[quote]Loose Tool wrote:
The best general resource for ccooking that I’ve found is “Cooks Illustrated”. I started reading it when it first was published as a magazine (1994), and then I subscribed to they web site.
Reading their articles you will learn more about the theory and practice of cooking than you will ever learn watching Rachel Ray.
I love that site…
Here’s another interesting one in the same vein:
Explains a lot of the WHY behind cooking and how things work.
Once you understand the basics of how things work and certain things that work well as combinations, you can literally just go to the store and see what LOOKS good and combine it together to make something delicious and nutritious.
I know I write a lot of recipes here on this site and MWA site but, typically my recipes are just a list of ingredients. I just try to write directions and amounts for people that don’t really know how to cook.

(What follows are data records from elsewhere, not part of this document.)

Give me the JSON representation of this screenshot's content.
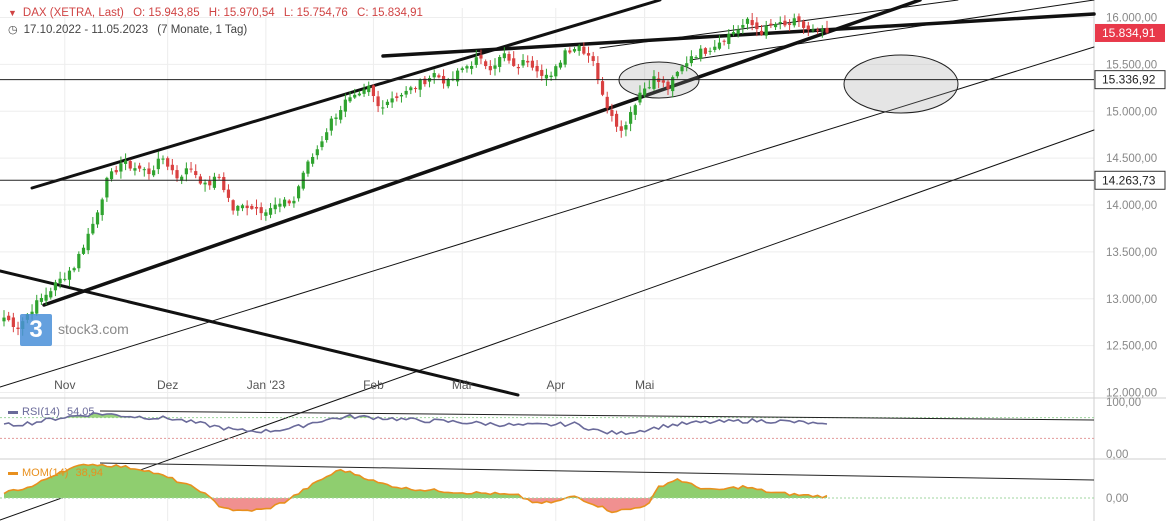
{
  "header": {
    "instrument": "DAX (XETRA, Last)",
    "open": "O: 15.943,85",
    "high": "H: 15.970,54",
    "low": "L: 15.754,76",
    "close": "C: 15.834,91",
    "range": "17.10.2022 - 11.05.2023",
    "period": "(7 Monate, 1 Tag)"
  },
  "watermark": {
    "name": "stock3.com",
    "glyph": "3"
  },
  "colors": {
    "up": "#2fa32f",
    "down": "#d94040",
    "rsi": "#6a6a9a",
    "mom": "#e8901e",
    "mom_pos": "#8fce6f",
    "mom_neg": "#f09090",
    "price_badge": "#e8394a"
  },
  "price_labels": {
    "last": "15.834,91",
    "level1": "15.336,92",
    "level2": "14.263,73"
  },
  "chart_data": [
    {
      "type": "candlestick",
      "title": "DAX (XETRA, Last)",
      "y_ticks": [
        "12.000,00",
        "12.500,00",
        "13.000,00",
        "13.500,00",
        "14.000,00",
        "14.500,00",
        "15.000,00",
        "15.500,00",
        "16.000,00"
      ],
      "x_ticks": [
        "Nov",
        "Dez",
        "Jan '23",
        "Feb",
        "Mär",
        "Apr",
        "Mai"
      ],
      "ylim": [
        12000,
        16080
      ],
      "horizontal_levels": [
        15336.92,
        14263.73
      ],
      "last": 15834.91,
      "anchors": [
        [
          0,
          12800
        ],
        [
          3,
          12700
        ],
        [
          6,
          12900
        ],
        [
          10,
          13100
        ],
        [
          15,
          13350
        ],
        [
          19,
          13800
        ],
        [
          22,
          14250
        ],
        [
          25,
          14450
        ],
        [
          28,
          14400
        ],
        [
          31,
          14350
        ],
        [
          34,
          14500
        ],
        [
          37,
          14300
        ],
        [
          40,
          14400
        ],
        [
          43,
          14200
        ],
        [
          46,
          14300
        ],
        [
          49,
          13950
        ],
        [
          52,
          14000
        ],
        [
          55,
          13950
        ],
        [
          59,
          14000
        ],
        [
          62,
          14050
        ],
        [
          64,
          14350
        ],
        [
          67,
          14600
        ],
        [
          70,
          14900
        ],
        [
          73,
          15100
        ],
        [
          76,
          15150
        ],
        [
          78,
          15250
        ],
        [
          80,
          15050
        ],
        [
          83,
          15150
        ],
        [
          86,
          15200
        ],
        [
          89,
          15300
        ],
        [
          92,
          15400
        ],
        [
          95,
          15300
        ],
        [
          98,
          15450
        ],
        [
          101,
          15550
        ],
        [
          104,
          15480
        ],
        [
          107,
          15600
        ],
        [
          109,
          15450
        ],
        [
          112,
          15550
        ],
        [
          115,
          15420
        ],
        [
          117,
          15350
        ],
        [
          120,
          15650
        ],
        [
          123,
          15700
        ],
        [
          126,
          15560
        ],
        [
          128,
          15150
        ],
        [
          130,
          14980
        ],
        [
          132,
          14780
        ],
        [
          134,
          15000
        ],
        [
          136,
          15200
        ],
        [
          139,
          15350
        ],
        [
          142,
          15250
        ],
        [
          144,
          15400
        ],
        [
          147,
          15600
        ],
        [
          150,
          15650
        ],
        [
          153,
          15750
        ],
        [
          156,
          15850
        ],
        [
          159,
          15950
        ],
        [
          162,
          15850
        ],
        [
          165,
          15930
        ],
        [
          167,
          15900
        ],
        [
          169,
          15950
        ],
        [
          172,
          15870
        ],
        [
          174,
          15840
        ],
        [
          176,
          15835
        ]
      ]
    },
    {
      "type": "line",
      "title": "RSI(14)",
      "value_label": "54,05",
      "y_ticks": [
        "100,00",
        "0,00"
      ],
      "ylim": [
        0,
        100
      ],
      "anchors": [
        [
          0,
          55
        ],
        [
          6,
          60
        ],
        [
          12,
          70
        ],
        [
          20,
          78
        ],
        [
          28,
          72
        ],
        [
          36,
          68
        ],
        [
          44,
          55
        ],
        [
          50,
          45
        ],
        [
          56,
          44
        ],
        [
          62,
          50
        ],
        [
          68,
          65
        ],
        [
          74,
          72
        ],
        [
          80,
          70
        ],
        [
          88,
          65
        ],
        [
          96,
          62
        ],
        [
          104,
          58
        ],
        [
          110,
          55
        ],
        [
          116,
          56
        ],
        [
          122,
          58
        ],
        [
          128,
          42
        ],
        [
          132,
          40
        ],
        [
          136,
          45
        ],
        [
          142,
          55
        ],
        [
          148,
          60
        ],
        [
          154,
          62
        ],
        [
          160,
          64
        ],
        [
          166,
          63
        ],
        [
          172,
          60
        ],
        [
          176,
          54
        ]
      ]
    },
    {
      "type": "area",
      "title": "MOM(14)",
      "value_label": "38,94",
      "y_ticks": [
        "0,00"
      ],
      "anchors": [
        [
          0,
          150
        ],
        [
          6,
          300
        ],
        [
          12,
          700
        ],
        [
          18,
          900
        ],
        [
          24,
          850
        ],
        [
          30,
          750
        ],
        [
          36,
          500
        ],
        [
          42,
          200
        ],
        [
          46,
          -200
        ],
        [
          50,
          -350
        ],
        [
          56,
          -300
        ],
        [
          60,
          -100
        ],
        [
          64,
          200
        ],
        [
          68,
          500
        ],
        [
          72,
          750
        ],
        [
          76,
          600
        ],
        [
          80,
          400
        ],
        [
          86,
          250
        ],
        [
          92,
          200
        ],
        [
          98,
          150
        ],
        [
          104,
          120
        ],
        [
          110,
          60
        ],
        [
          114,
          -150
        ],
        [
          118,
          -100
        ],
        [
          122,
          50
        ],
        [
          126,
          -150
        ],
        [
          130,
          -350
        ],
        [
          134,
          -300
        ],
        [
          138,
          -150
        ],
        [
          140,
          300
        ],
        [
          144,
          500
        ],
        [
          148,
          300
        ],
        [
          152,
          200
        ],
        [
          158,
          300
        ],
        [
          164,
          150
        ],
        [
          170,
          80
        ],
        [
          176,
          39
        ]
      ]
    }
  ]
}
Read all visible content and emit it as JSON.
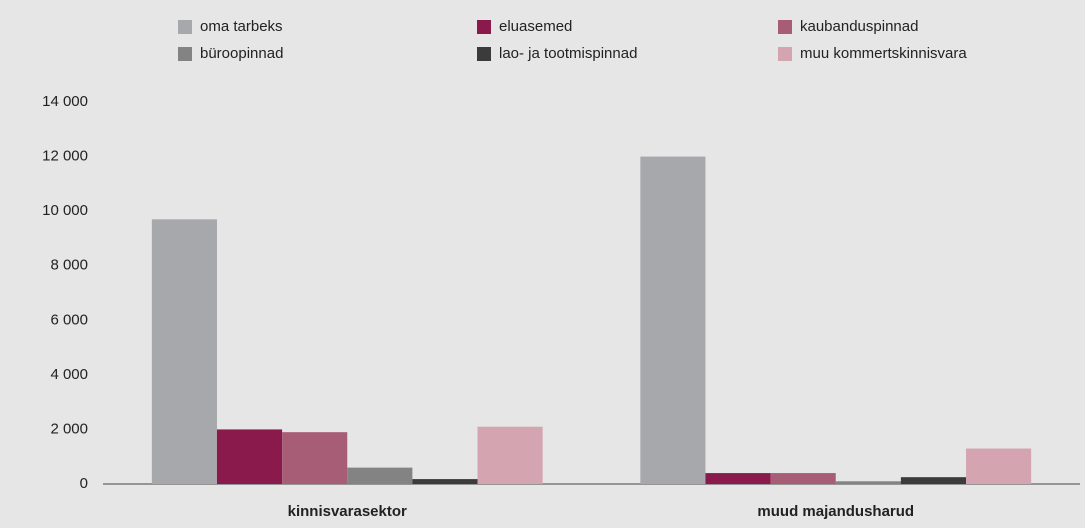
{
  "chart_data": {
    "type": "bar",
    "categories": [
      "kinnisvarasektor",
      "muud majandusharud"
    ],
    "series": [
      {
        "name": "oma tarbeks",
        "color": "#a7a8ab",
        "values": [
          9700,
          12000
        ]
      },
      {
        "name": "eluasemed",
        "color": "#8a1a4b",
        "values": [
          2000,
          400
        ]
      },
      {
        "name": "kaubandus­pinnad",
        "color": "#a85d76",
        "values": [
          1900,
          400
        ]
      },
      {
        "name": "büroopinnad",
        "color": "#838384",
        "values": [
          600,
          100
        ]
      },
      {
        "name": "lao- ja tootmispinnad",
        "color": "#3b3b3b",
        "values": [
          180,
          250
        ]
      },
      {
        "name": "muu kommertskinnisvara",
        "color": "#d4a4b1",
        "values": [
          2100,
          1300
        ]
      }
    ],
    "ylim": [
      0,
      14000
    ],
    "yticks": [
      0,
      {
        "value": 2000,
        "label": "2 000"
      },
      {
        "value": 4000,
        "label": "4 000"
      },
      {
        "value": 6000,
        "label": "6 000"
      },
      {
        "value": 8000,
        "label": "8 000"
      },
      {
        "value": 10000,
        "label": "10 000"
      },
      {
        "value": 12000,
        "label": "12 000"
      },
      {
        "value": 14000,
        "label": "14 000"
      }
    ],
    "grid": false,
    "legend": "top"
  }
}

Once you have mastered a METHOD like searing or saute or roast or braise you can just apply that method to any food you know works well. For example moist heat cooking like braising or stewing works well for tough cuts of meat with lots of connective tissue to break down for gelatin and tough or fibrous vegetables.
Dry heat cooking methods like Grilling, Broiling, saute work well for naturally tender meats and softer vegetables.
Combination cooking methods are used for more tender cuts also.
Poaching is great for tender filets if you want a nice subtle flavor imparted.
OK another great way to learn to cook is to get an all inclusive cook book like I highly recommend ‘The Professional Chef’ from the Culinary Institute of America. It includes several chapters on each cooking method, all different cuts of meat, fish, foul, vegetables etc. Then in the back there are tons of just classic recipes that utilize the different methods taught. You’d think I went to school there or something!